By the time the sixteenth season concluded on the 24th February 1979 with the broadcast of the sixth episode of "The Armageddon Factor", Graham Williams had finally brought some renewed stability to the show after months of uncertainty. Nonetheless, the strain of two difficult seasons had begun to take its toll on him and he began considering whether it was time to move on from Doctor Who himself and to make matters worse, it was becoming clear that the BBC was about to be subjected to another round of industrial action, something which had previously plagued the recording of "The Invasion of Time" one year earlier.
Season Sixteen may have started off as an experiment, and despite not containing any previous monsters or villains, it is considered to be an important season in the shows history as it had been fundamental in introducing a number of key elements (namely The Black Guardian, Romana and the use of story-arcs) that would be used in future stories and seasons.
With a season devoid of any classic monsters and with the recent departure of the popular companion Leela there were still plenty of things to watch out for and some new villains and dilemmas for The Doctor to face.
|The Black Guardian
In "The Pirate Planet" there is The Captain who turns out to be just a pawn when The Doctor has the shocking discovery of all the once inhabited worlds that have been drained dry by the true villain Queen Xanxia. "The Androids of Tara" has the interesting concept of not only Romana being the exact likeness of Princess Strella but also the Taran’s ability to construct android replicas. With the villain of the story, Count Grendel, desperate to become the ruler of Tara it soon becomes apparent that he will do anything to get what he wants which does not bode well for Romana.
With the six segments that make up The Key to Time turning out to be all manor of items. In "The Pirate Planet" the segment turns out to be the largest monster ever that has appeared in the show. But the most shocking discovery is when The Doctor realises that the final segment is a living person – none other than Princess Astra of Atrios – and The Doctor is powerless to stop The Shadow from converting her into one of the segments.
The introduction of most important villain in this part of the show's history did not occur until the final story "The Armageddon Factor". Having being tasked by the White Guardian to locate all six segments that make up The Doctor is to discover at the end of this story that he could have been working all along for The Black Guardian. The Doctor though realises that the Guardian, that appears on the TARDIS screen, is not the White Guardian and also with the realisation that The Key to Time is far to powerful for any one person to have in their procession he does the only thing left for him to do – to scatter The Key to Time throughout the universe once more.

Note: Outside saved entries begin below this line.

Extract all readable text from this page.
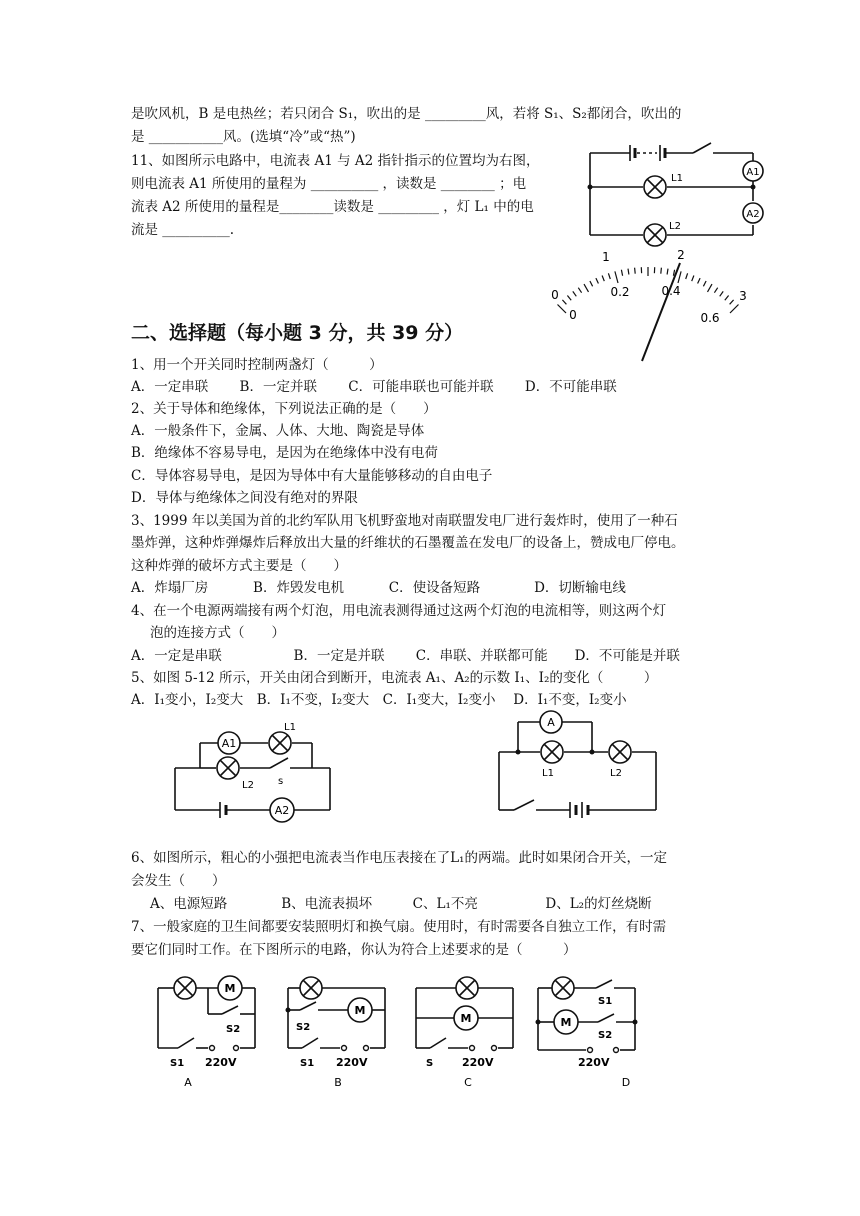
是吹风机，B 是电热丝；若只闭合 S₁，吹出的是 _________风，若将 S₁、S₂都闭合，吹出的
是 ___________风。(选填“冷”或“热”)
11、如图所示电路中，电流表 A1 与 A2 指针指示的位置均为右图，
则电流表 A1 所使用的量程为 __________ ，读数是 ________ ；电
流表 A2 所使用的量程是________读数是 _________ ，灯 L₁ 中的电
流是 __________.
A1
A2
L1
L2
1	2
0	3
0
0.2	0.4
0.6
二、选择题（每小题 3 分，共 39 分）
1、用一个开关同时控制两盏灯（　　　）
A．一定串联　　 B．一定并联　　 C．可能串联也可能并联　　 D．不可能串联
2、关于导体和绝缘体，下列说法正确的是（　　）
A．一般条件下，金属、人体、大地、陶瓷是导体
B．绝缘体不容易导电，是因为在绝缘体中没有电荷
C．导体容易导电，是因为导体中有大量能够移动的自由电子
D．导体与绝缘体之间没有绝对的界限
3、1999 年以美国为首的北约军队用飞机野蛮地对南联盟发电厂进行轰炸时，使用了一种石
墨炸弹，这种炸弹爆炸后释放出大量的纤维状的石墨覆盖在发电厂的设备上，赞成电厂停电。
这种炸弹的破坏方式主要是（　　）
A．炸塌厂房　　　 B．炸毁发电机　　　 C．使设备短路　　　　D．切断输电线
4、在一个电源两端接有两个灯泡，用电流表测得通过这两个灯泡的电流相等，则这两个灯
泡的连接方式（　　）
A．一定是串联　　　　　 B．一定是并联　　 C．串联、并联都可能　　D．不可能是并联
5、如图 5-12 所示，开关由闭合到断开，电流表 A₁、A₂的示数 I₁、I₂的变化（　　　）
A．I₁变小，I₂变大　B．I₁不变，I₂变大　C．I₁变大，I₂变小　 D．I₁不变，I₂变小
A1
A2
L1
L2 s
A
L1	L2
6、如图所示，粗心的小强把电流表当作电压表接在了L₁的两端。此时如果闭合开关，一定
会发生（　　）
A、电源短路　　　　B、电流表损坏　　　C、L₁不亮　　　　　D、L₂的灯丝烧断
7、一般家庭的卫生间都要安装照明灯和换气扇。使用时，有时需要各自独立工作，有时需
要它们同时工作。在下图所示的电路，你认为符合上述要求的是（　　　）
M
S2
S1 220V
A
M
S2
S1 220V
B
M
S	220V
C
M
S1
S2
220V
D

This season though is more renowned for introducing Time Lady Romanadvoratrelundar - or Romana for short. Romana quickly proved that she was very much a product of Gallifreyan society. Having been a top student at the Academy, Romana looked down on The Doctor, no doubt due to both his status as a renegade and his poorer academic standing than herself. Romana was a haughty, overconfident individual, but was also well-versed in all matters scientific and technological. Because of this The Doctor respected Romana’s intellect. However, her lack of any real-world experience meant that she could never hope to outperform The Doctor during their adventures together.